The beauty of an Asian-style set lunch is that it's like eating at a buffet. As many Asian cultures traditionally serve meals that are accompanied by or consist of numerous small bowls and dishes, it's a chance to taste various types of food at one sitting.
Unlike a self-serve buffet though, everything is arranged on your plate with an eye for detail and presentation.
While there are many Vancouver eateries that offer Asian set meals for dinner, set lunches are not quite as common.
Of course, bento boxes for lunch are plentiful and easy to find.
But if you're searching for something a little fancier and intriguing, here are four places in the West End that offer special lunches fit for special occasions, business lunches, or just a chance to indulge.
While the esteemed Kingyo Izakaya (871 Denman Street) has a monthly lunch special, they also offer an assorted deluxe bento box for $20. But be warned: only 10 boxes of what they call "the king of lunch" are served per day.
Rather than being served in a bento box container, each item is served in a small bowl or plate and presented upon a tray.
The lunch includes chicken karaage, deep-fried pork, marinated salmon, deep-fried oyster, egg roll, salad, rice, miso soup, and more. The portions are petite but the entire tray of offerings is satisfyingly filling.
Kosoo, which amalgamates influences from Korean, Japanese, and French cuisine, is tucked away just off Robson Street at 832 Cardero Street. They offer some lunch boxes as well as a set meal.
The Kosoo lunch boxes, which includes a bowl of salad, house-made pickle, beef or chicken, a Kosoo taco, and matcha crème brûlée, are available with three options: sushi roll ($11), nigiri ($12), or sashimi ($14).
The lunch boxes are available for individual orders, but if you have two or more people who want a set meal, you can consider the Kosoo set course ($15 per person), which is available until 4:30 p.m.
It includes oyster, mushroom salad, bibimbob ball, Kosoo taco, japchae, sweet and spicy assorted sashimi salad, miso-marinated pork belly with salad and pickle, mackerel, beef soy bean paste soup, kimchi, and matcha crème brûlée.
It's amazing value for the price, as the portions are fairly generous.
There's good news for those who can't make it down to the restaurant for lunch: a dinner set course is also on the way this month.
Around the corner, Sura (1518 Robson Street), which draws upon the cuisine of the Korean royal court, offers two lunch sets. Like Kosoo, a minimum of two orders are required and they're offered until 3 p.m.
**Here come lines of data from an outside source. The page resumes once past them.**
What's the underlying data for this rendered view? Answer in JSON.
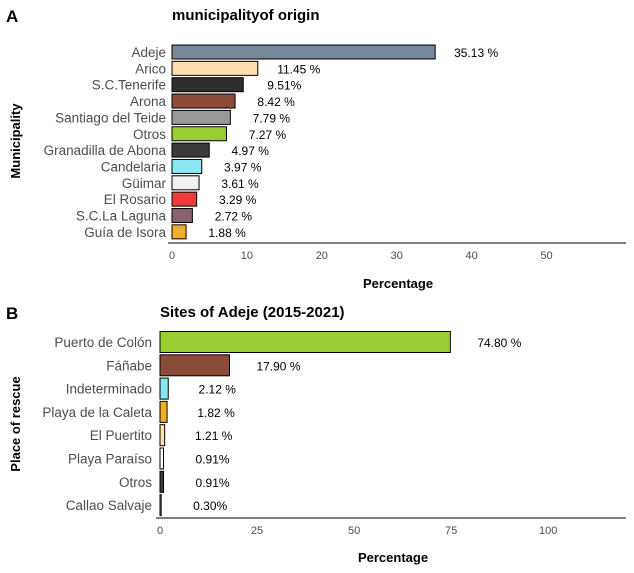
{
  "chart_data": [
    {
      "type": "bar",
      "orientation": "horizontal",
      "panel_label": "A",
      "title": "municipalityof origin",
      "xlabel": "Percentage",
      "ylabel": "Municipality",
      "xlim": [
        0,
        55
      ],
      "xticks": [
        0,
        10,
        20,
        30,
        40,
        50
      ],
      "grid": false,
      "categories": [
        "Adeje",
        "Arico",
        "S.C.Tenerife",
        "Arona",
        "Santiago del Teide",
        "Otros",
        "Granadilla de Abona",
        "Candelaria",
        "Güimar",
        "El Rosario",
        "S.C.La Laguna",
        "Guía de Isora"
      ],
      "values": [
        35.13,
        11.45,
        9.51,
        8.42,
        7.79,
        7.27,
        4.97,
        3.97,
        3.61,
        3.29,
        2.72,
        1.88
      ],
      "value_labels": [
        "35.13 %",
        "11.45 %",
        "9.51%",
        "8.42 %",
        "7.79 %",
        "7.27 %",
        "4.97 %",
        "3.97 %",
        "3.61 %",
        "3.29 %",
        "2.72 %",
        "1.88 %"
      ],
      "colors": [
        "#778899",
        "#ffdead",
        "#2e2e2e",
        "#8b4c39",
        "#999999",
        "#9acd32",
        "#3a3a3a",
        "#87e6f2",
        "#f0f0f0",
        "#ee3b3b",
        "#8b6370",
        "#efad2c"
      ]
    },
    {
      "type": "bar",
      "orientation": "horizontal",
      "panel_label": "B",
      "title": "Sites of Adeje (2015-2021)",
      "xlabel": "Percentage",
      "ylabel": "Place of rescue",
      "xlim": [
        0,
        110
      ],
      "xticks": [
        0,
        25,
        50,
        75,
        100
      ],
      "grid": false,
      "categories": [
        "Puerto de Colón",
        "Fáñabe",
        "Indeterminado",
        "Playa de la Caleta",
        "El Puertito",
        "Playa Paraíso",
        "Otros",
        "Callao Salvaje"
      ],
      "values": [
        74.8,
        17.9,
        2.12,
        1.82,
        1.21,
        0.91,
        0.91,
        0.3
      ],
      "value_labels": [
        "74.80 %",
        "17.90 %",
        "2.12 %",
        "1.82 %",
        "1.21 %",
        "0.91%",
        "0.91%",
        "0.30%"
      ],
      "colors": [
        "#9acd32",
        "#8b4c39",
        "#87e6f2",
        "#efad2c",
        "#ffdead",
        "#ffffff",
        "#3a3a3a",
        "#ffffff"
      ]
    }
  ]
}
Set course Su ($15 per person) includes dongchimi (a type of kimchi), tangpyeongchae (a traditional Korean royal court dish), bulgogi, tangsooyuk (sweet and sour), grilled Atlantic croaker, bossam (pork dish), doenjang jjigae (Korean stew), three side dishes, yam mouse, potato pancake, green salad, three side dishes, and Korean rice punch.
Meanwhile, set course Ra ($20 per person) includes several items included in the Su meal: dongchimi, tangpyeongchae, bossam, tangsooyuk, green salad, yam mousse, three side dishes, and Korean rice punch.
But it also includes galbi jjim (braised short ribs), kimchi pancake, jeyuk bulgogi (spicy pork), japchae (sweet-potato noodles), mackerel jorim, and doenjang (bean paste).
The newest edition to the lunch crowd is at Hatzu Japanese Bistro (1175 Davie Street) in the West End.
They've recently launched their Home Plate lunch special for $16.95, served only from Monday to Friday. They only make 20 per day and will change some of the dishes every two weeks.
The tray includes orange sashimi (salmon and tuna with orange with spicy sauce), chashu (four pieces of braised pork belly with house sauce), Japanese steamed egg custard, avocado crab roll, grilled miso sockeye salmon with miso dressing and asparagus, and mini zaru soba (Japanese cold buckwheat noodles), with steamed rice, miso soup, and soba dipping sauce.
Like the others, this one is great value for the price, and is beautifully presented.
Some of the items in the above dishes may be subject to change so it's best to check in with the restaurants, as well as availability. While there may be other lunching options, these places offer enough of a belly-filling, palate-pleasing meal to start with.